23 de ago. de 2010

Queria que fosse mais fácil me convencer

De que eu tenho feito todo o esforço que posso. Que tudo vai se resolver. Que ver, ler e ouvir tudo o que eu vejo, leio e ouço também é uma maneira de estar trabalhando. Mesmo que as coisas que eu vejo, leio e ouço não tenham nada a ver com dança. Que quando a gente faz essas coisas que gosta, elas refletem no trabalho. Que o trabalho nos traz dinheiro na medida em que a gente acredita, desenvolve e nutre ele desse desejo e paixão por estar fazendo, mesmo sem fazer. Que o meu joelho não vai piorar e que no próximo ano eu não vou ficar de molho por causa dele de novo. De que as coisas que eu penso que, com a idade que eu tenho, já deviam estar resolvidas; não são tão simples de resolver. E que a maioria das pessoas na minha idade estão na mesma situação.
Queria que fosse mais fácil me convencer de que ficar puto da cara com a dependência financeira não vai resolver o problema. Que isso é uma manifestação de orgulho e por isso não é legal.
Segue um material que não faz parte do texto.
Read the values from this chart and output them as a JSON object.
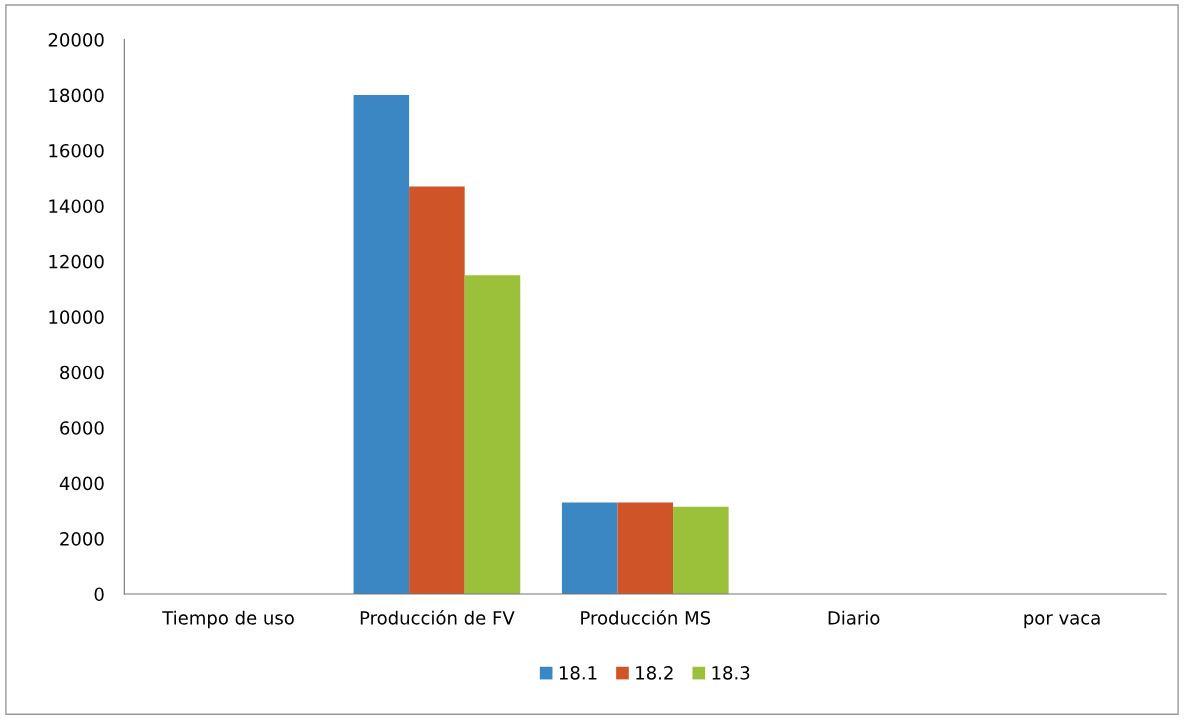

Queria me convencer de que de repente o melhor caminho é colocar a minha viola no saco, parar com essa besteira de querer ser artista e ir logo fazer alguma coisa que me dê dinheiro. Que algumas pessoas ajudam as outras por que as amam e querem vê-las progredir sem exigir nenhum retorno a curto prazo ou de valor tangível. Queria me convencer mais facilmente de que eu não negligencio meus amigos e a minha família. Queria que o mesmo acontecesse com relação à pessoa que eu amo. Queria também me convencer de que não sou negligenciado por essas pessoas.
Queria me convencer mais facilmente de que nem tudo que eu intuo é verdade ou aconteceu de fato. Que o problema é mesmo a minha criatividade e o meu dom pra drama-queen. Que eu continuo tão emotivo e coração mole quanto sempre fui e que não me endureci nos últimos dois anos. Que chorar continua sendo ok. Que continuo sendo muito amado. Que refletir sobre as coisas é um exercício lindo e que deixar o efeito dessa reflexão aparecer; ainda que seja em forma de tristeza, ou um mal-humor terrível: também é ok.
Que eu de fato preciso parar de fumar, tomar tanto café e comer melhor. Que a minha mãe tem razão em 70% das coisas que ela me diz. Que Porto Alegre continua linda mas, que trabalhar com arte aqui continua sendo uma merda. Queria me convencer de que a dança no Rio Grande do Sul não está cada vez mais sucateada.
De que eu não estou sucateado.
De que o amor não está sucateado.
E mais várias outras coisas que eu tento, mas não consigo me convencer.

Um comentário:

Tania Velázquez disse...

gostei do que escreve e me identifiquei muito, quando diz que queria se convencer de que é difícil viver de arte. É verdade, mas se não fazemos o que gostamos, o que será da nossa vida?
Seria bom conciliar a arte e um trabalho que dê um salário para poder sustentar a sua arte. Deixar um dom que você tem, jamais...nem pense nisso! Eu larguei tudo numa época que brigava com arteXtrabalho, só para me dedicar ao trabalho e o que aconteceu foram vários estados de depressão, alternados pelo tempo vivido numa cidade que eu nunca gostei e que por medo, não pensava que poderia mudar tudo e ir embora para Porto Alegre.